La détresse du monde paysan est au coeur du film d'Edouard Bergeon, "Au nom de la terre", avec Guillaume Canet. Construit comme une saga familiale ou un western paysan, le film porte un regard humain sur l'évolution du monde agricole de ces quarante dernières années.
Depuis sa sortie en septembre, le film fait un tabac partout en France, sauf dans le Paris intra-muros. "Au nom de la terre" est inspiré d'une histoire vraie, celle du père du réalisateur, un exploitant agricole criblé de dettes, pour qui la seule issue aura été de mettre fin à ses jours.
En quelques semaines, le film d'Edouard Bergeon est devenu un véritable phénomène de société, l'emblème du malaise agricole, le porte-voix de ceux qu'on écoute jamais. Les agriculteurs saluent le coup de projecteur qu'offre "Au nom de la terre" à leur travail. Ils applaudissent aussi la mise en scène, très juste selon eux, de leurs difficultés et de cette détresse qui pousse certains à commettre l'irréparable. En Suisse, la situation est-elle comparable?
Bertrand Joye est exploitant agricole à Manens, dans la Broye fribourgeoise. Il est à la tête d'un domaine de 125 hectares et travaille également comme employé des pompes funèbres: "La mort, je la côtoie quotidiennement, et l'impact sur les familles aussi. Le film évoque des problèmes financiers. C'est une des raisons, mais il y a aussi un mal-être général."
Les chiffres le confirment. En France les dernières statistiques parlent d'un suicide par jour dans le monde agricole. En Suisse, la dernière étude universitaire date de l'année dernière. Elle montre que le risque de suicide est bien plus élevé chez les agriculteurs que dans le reste de la société: 37% de plus. Mais le plus inquiétant, c'est que ce taux est reparti à la hausse ces dix dernières années!
Venir à leur secours
Suite à une vague de suicides dans le canton de Vaud en 2015, les autorités ont décidé de réagir. Maria Vonnez est paysanne et aumônier. Elle sillonne les routes pour venir en aide aux agriculteurs en détresse. Elles sont deux à faire ce travail.
Récemment des structures ont été développées, notamment dans le canton de Fribourg. Et sur le plan national, L'Union suisse des paysannes et des femmes rurales a mis en place une antenne de soutien. Sa centrale reçoit en moyenne un appel par semaine et enregistre 1'200 clics par mois sur sa plateforme.

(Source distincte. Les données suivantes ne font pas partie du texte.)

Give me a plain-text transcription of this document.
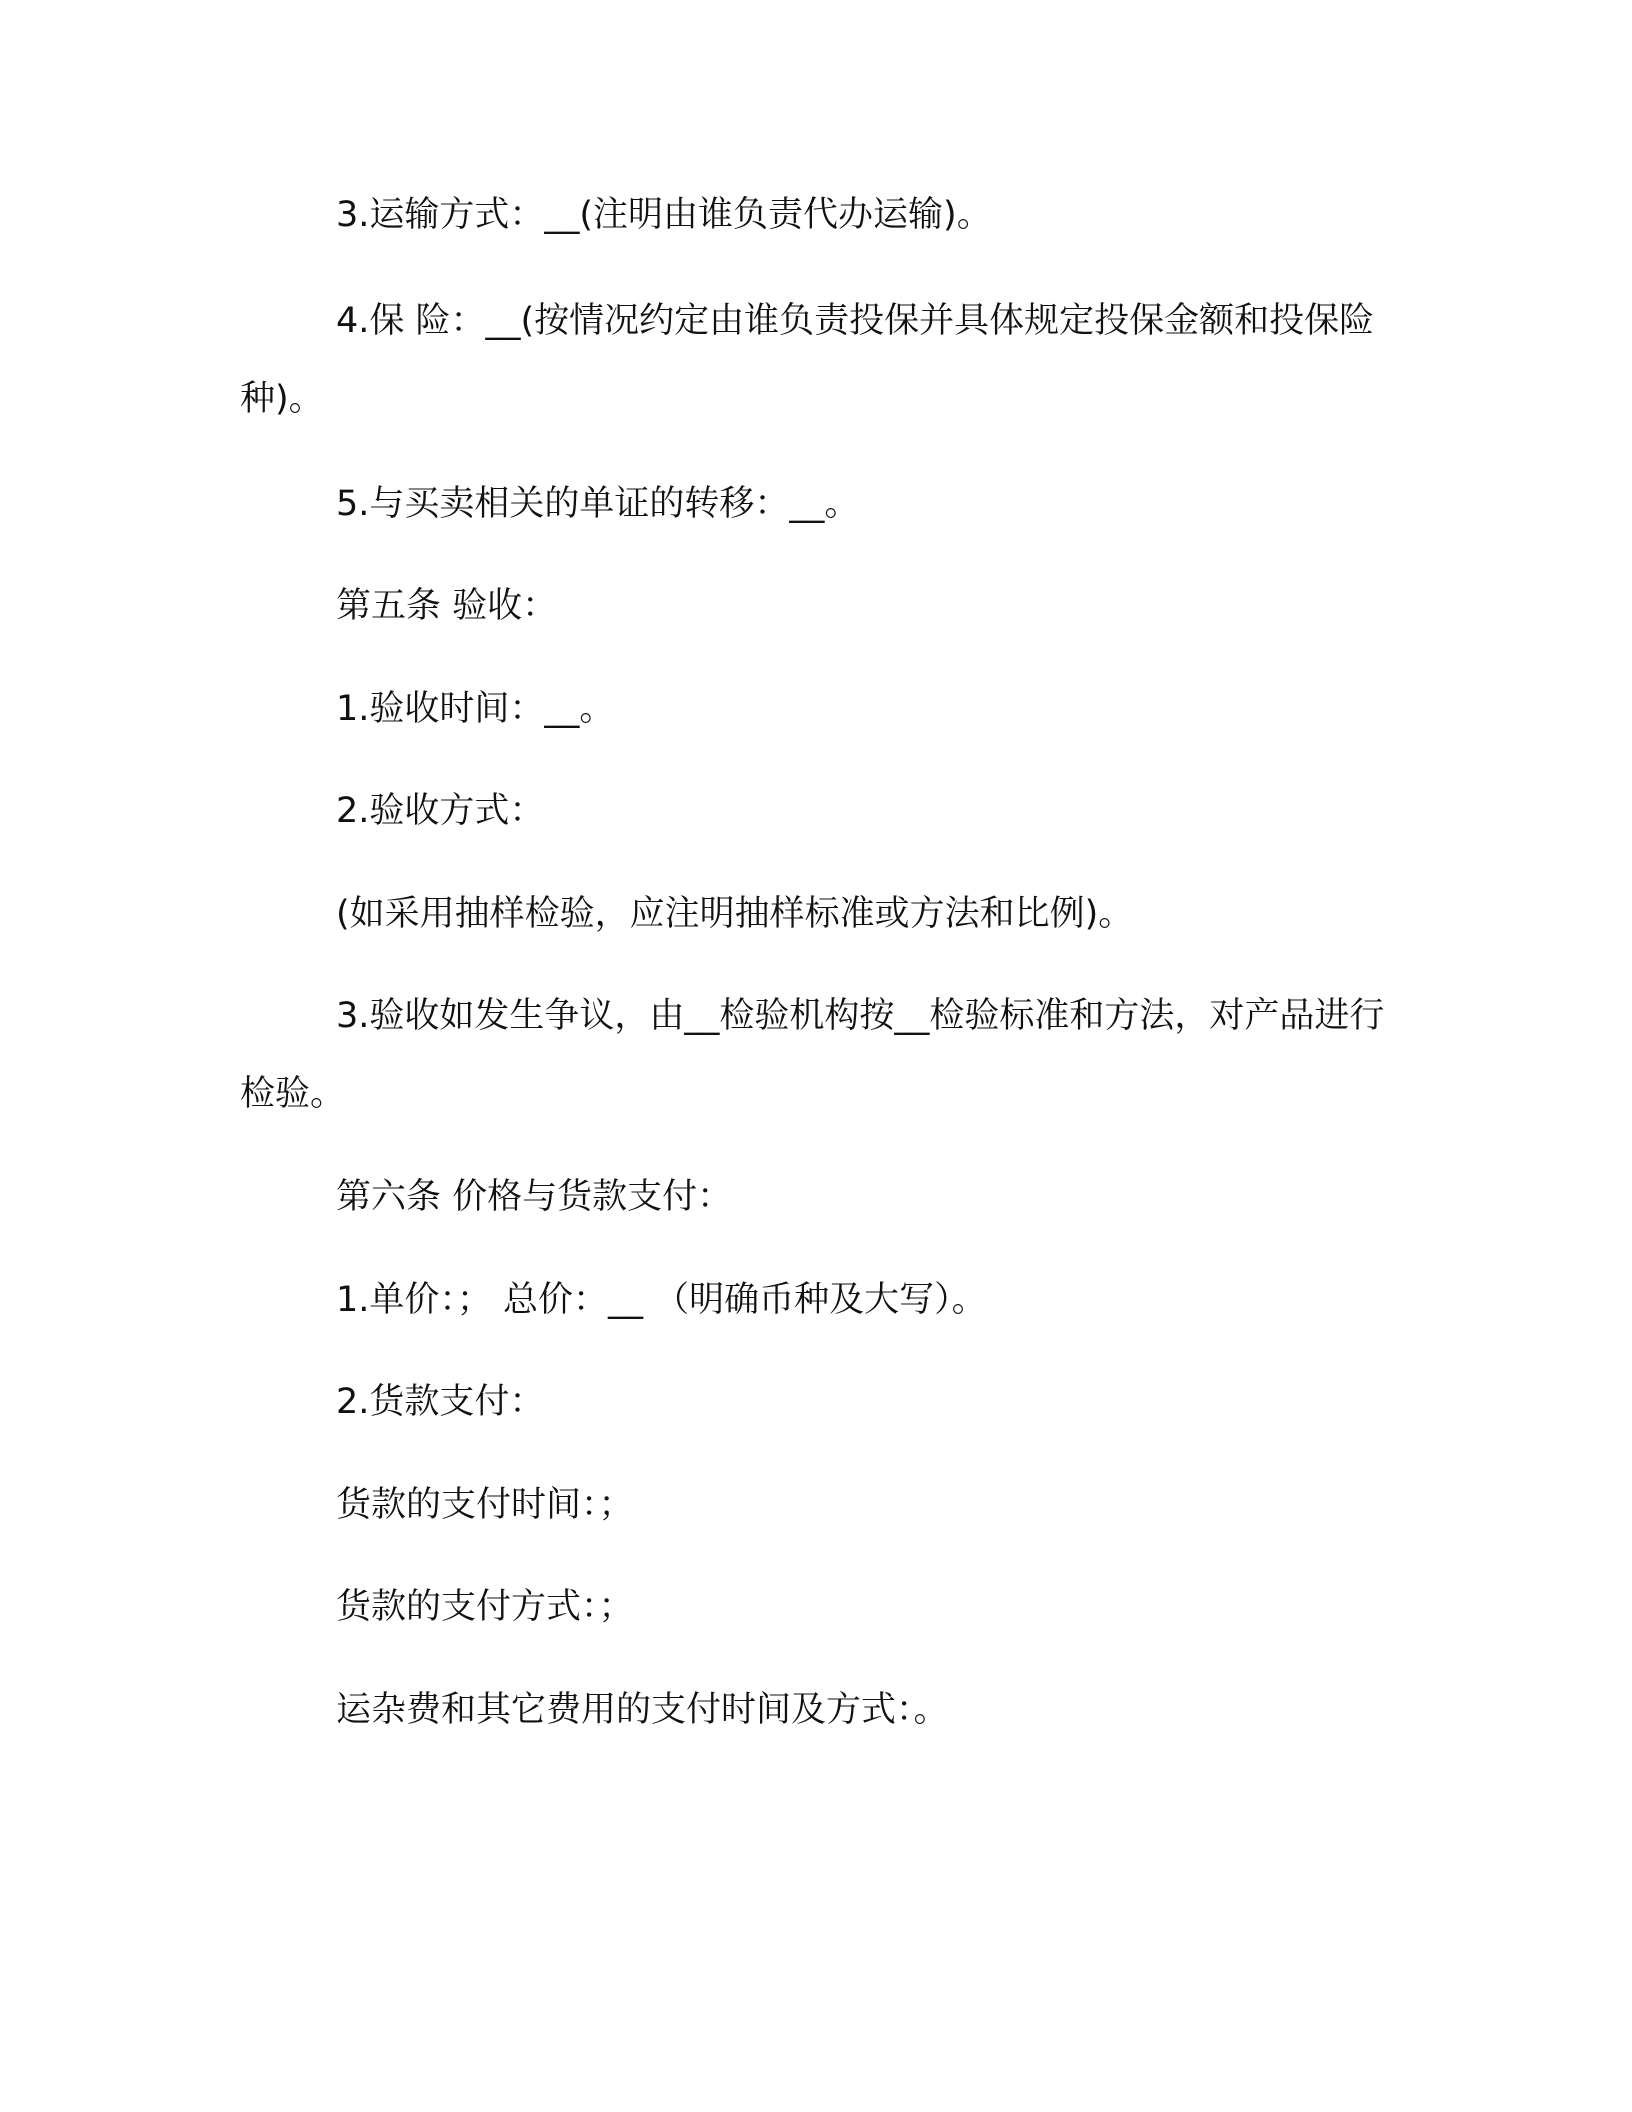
3.运输方式：__(注明由谁负责代办运输)。

4.保 险：__(按情况约定由谁负责投保并具体规定投保金额和投保险种)。

5.与买卖相关的单证的转移：__。

第五条 验收：

1.验收时间：__。

2.验收方式：

(如采用抽样检验，应注明抽样标准或方法和比例)。

3.验收如发生争议，由__检验机构按__检验标准和方法，对产品进行检验。

第六条 价格与货款支付：

1.单价：； 总价：__ （明确币种及大写）。

2.货款支付：

货款的支付时间：；

货款的支付方式：；

运杂费和其它费用的支付时间及方式：。
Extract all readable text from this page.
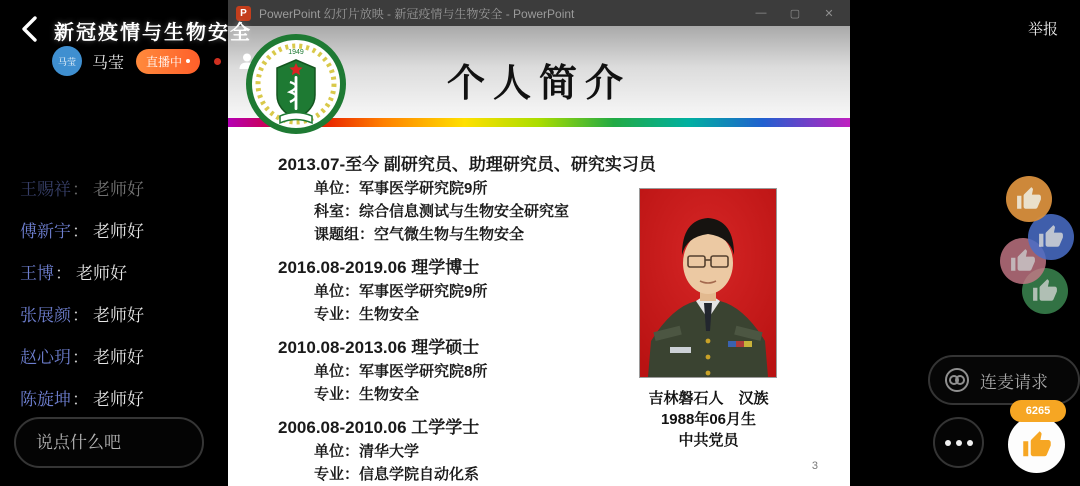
P	PowerPoint 幻灯片放映 - 新冠疫情与生物安全 - PowerPoint	—	▢	✕
个人简介
1949
2013.07-至今 副研究员、助理研究员、研究实习员
单位：军事医学研究院9所
科室：综合信息测试与生物安全研究室
课题组：空气微生物与生物安全
2016.08-2019.06 理学博士
单位：军事医学研究院9所
专业：生物安全
2010.08-2013.06 理学硕士
单位：军事医学研究院8所
专业：生物安全
2006.08-2010.06 工学学士
单位：清华大学
专业：信息学院自动化系
吉林磐石人　汉族
1988年06月生
中共党员
3
新冠疫情与生物安全
马莹	马莹 直播中
举报
王赐祥： 老师好
傅新宇： 老师好
王博： 老师好
张展颜： 老师好
赵心玥： 老师好
陈旋坤： 老师好
说点什么吧
连麦请求
6265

Avant, on allait couler le lait à la laiterie. Aujourd'hui, c'est le camion qui vient à la ferme. L'agriculteur peut passer des journées entières sans voir quelqu'un.
Et c'est bien la force de "Au nom de la terre" de sortir les paysans de leur isolement, de valoriser leur activité et de projeter leur quotidien sur grand écran. Le film offre enfin une visibilité à tous ces hommes et ces femmes qui travaillent la terre et se sentent oubliés par les médias et la population.